Despite the 1.7 tonnes of heft, you will be surprised how fast and agile the GT-R feels and factor in the excellent all wheel drive system, you sometimes feel the car itself can do things you couldn't have even thought about.

There are 3 toggle switches on the centre console that lets you set up to three levels of performance for the stability systems, suspension and the transmission.

You can either completely turn off the stability controls or switch to the R mode.

Modes for the suspension include a Comfort mode and a super stiff R mode whereas the transmission button lets you access either the Save mode (for enhanced mileage) or an R mode.

The Nissan GT-R packs in quite a lot of safety tech like six airbags, ABS with EBD, Hill Assist, Traction Control, automatic wipers and headlights and rear parking sensors with camera.

However, the reach of the service centres across India is limited but isn't that the case with other sports car makers as well?

Back to the original question that we asked, there are other alternatives in the market when you put the Nissan GT-R's Rs 2.12 crore (ex-showroom) price tag in perspective.

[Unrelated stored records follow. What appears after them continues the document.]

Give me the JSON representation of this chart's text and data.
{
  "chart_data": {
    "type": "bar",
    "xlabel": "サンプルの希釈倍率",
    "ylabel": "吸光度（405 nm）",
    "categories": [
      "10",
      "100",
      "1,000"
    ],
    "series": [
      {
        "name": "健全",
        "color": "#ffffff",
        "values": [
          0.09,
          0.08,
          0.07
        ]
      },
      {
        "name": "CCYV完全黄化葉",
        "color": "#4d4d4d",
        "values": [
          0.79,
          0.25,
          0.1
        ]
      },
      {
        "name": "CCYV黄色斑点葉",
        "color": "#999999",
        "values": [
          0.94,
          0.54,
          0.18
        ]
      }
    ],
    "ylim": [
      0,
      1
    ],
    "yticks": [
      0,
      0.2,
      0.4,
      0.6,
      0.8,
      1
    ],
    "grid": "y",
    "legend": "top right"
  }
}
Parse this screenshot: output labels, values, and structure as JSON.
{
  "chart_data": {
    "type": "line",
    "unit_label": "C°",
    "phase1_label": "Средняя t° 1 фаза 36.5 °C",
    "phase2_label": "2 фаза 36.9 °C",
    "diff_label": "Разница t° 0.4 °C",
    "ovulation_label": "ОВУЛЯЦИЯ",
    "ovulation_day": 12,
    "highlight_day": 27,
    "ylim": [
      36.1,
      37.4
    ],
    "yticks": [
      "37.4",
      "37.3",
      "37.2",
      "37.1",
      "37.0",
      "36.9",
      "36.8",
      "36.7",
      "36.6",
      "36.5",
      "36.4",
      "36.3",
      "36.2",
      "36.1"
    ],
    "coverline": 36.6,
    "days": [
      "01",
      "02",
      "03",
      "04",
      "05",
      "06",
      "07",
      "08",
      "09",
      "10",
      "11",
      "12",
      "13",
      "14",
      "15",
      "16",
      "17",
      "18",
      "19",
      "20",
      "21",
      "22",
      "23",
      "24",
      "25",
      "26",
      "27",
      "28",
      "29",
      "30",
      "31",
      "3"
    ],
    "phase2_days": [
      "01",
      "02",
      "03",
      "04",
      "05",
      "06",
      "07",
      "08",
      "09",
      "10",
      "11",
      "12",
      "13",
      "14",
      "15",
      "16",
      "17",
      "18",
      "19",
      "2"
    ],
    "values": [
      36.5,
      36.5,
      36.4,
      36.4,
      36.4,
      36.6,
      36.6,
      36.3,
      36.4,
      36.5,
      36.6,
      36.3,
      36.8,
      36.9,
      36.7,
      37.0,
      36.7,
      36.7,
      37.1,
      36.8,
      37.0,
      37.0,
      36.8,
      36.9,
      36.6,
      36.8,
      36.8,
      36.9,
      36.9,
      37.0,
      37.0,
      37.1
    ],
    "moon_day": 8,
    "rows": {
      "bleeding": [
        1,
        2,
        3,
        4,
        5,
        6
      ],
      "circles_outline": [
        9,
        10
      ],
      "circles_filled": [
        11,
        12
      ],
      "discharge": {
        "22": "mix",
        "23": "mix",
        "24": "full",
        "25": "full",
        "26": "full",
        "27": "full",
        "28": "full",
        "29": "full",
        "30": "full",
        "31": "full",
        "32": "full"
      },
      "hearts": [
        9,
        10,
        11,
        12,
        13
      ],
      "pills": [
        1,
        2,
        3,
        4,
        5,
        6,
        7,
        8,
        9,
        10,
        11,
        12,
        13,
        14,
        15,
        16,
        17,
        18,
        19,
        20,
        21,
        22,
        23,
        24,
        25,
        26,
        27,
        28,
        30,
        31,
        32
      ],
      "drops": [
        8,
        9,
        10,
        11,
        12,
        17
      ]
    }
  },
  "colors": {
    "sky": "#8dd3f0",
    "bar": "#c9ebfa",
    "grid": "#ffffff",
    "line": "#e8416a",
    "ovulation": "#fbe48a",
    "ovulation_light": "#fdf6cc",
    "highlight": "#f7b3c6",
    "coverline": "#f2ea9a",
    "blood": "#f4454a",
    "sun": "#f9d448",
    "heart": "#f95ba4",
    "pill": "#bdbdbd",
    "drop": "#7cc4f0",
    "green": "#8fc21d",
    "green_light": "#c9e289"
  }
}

Nonetheless, the GT-R is a proper Japanese sports car that will enthrall you like no other car with its looks (if you fancy old-school sports cars), brutal performance and the fun and mad to drive nature (because, one is bound to go nuts when they have driven this beast).

The improved ride quality too makes it a good daily driver.

We then, have no glitches in recommending the Nissan GT-R to someone who's in the market for sports car shopping.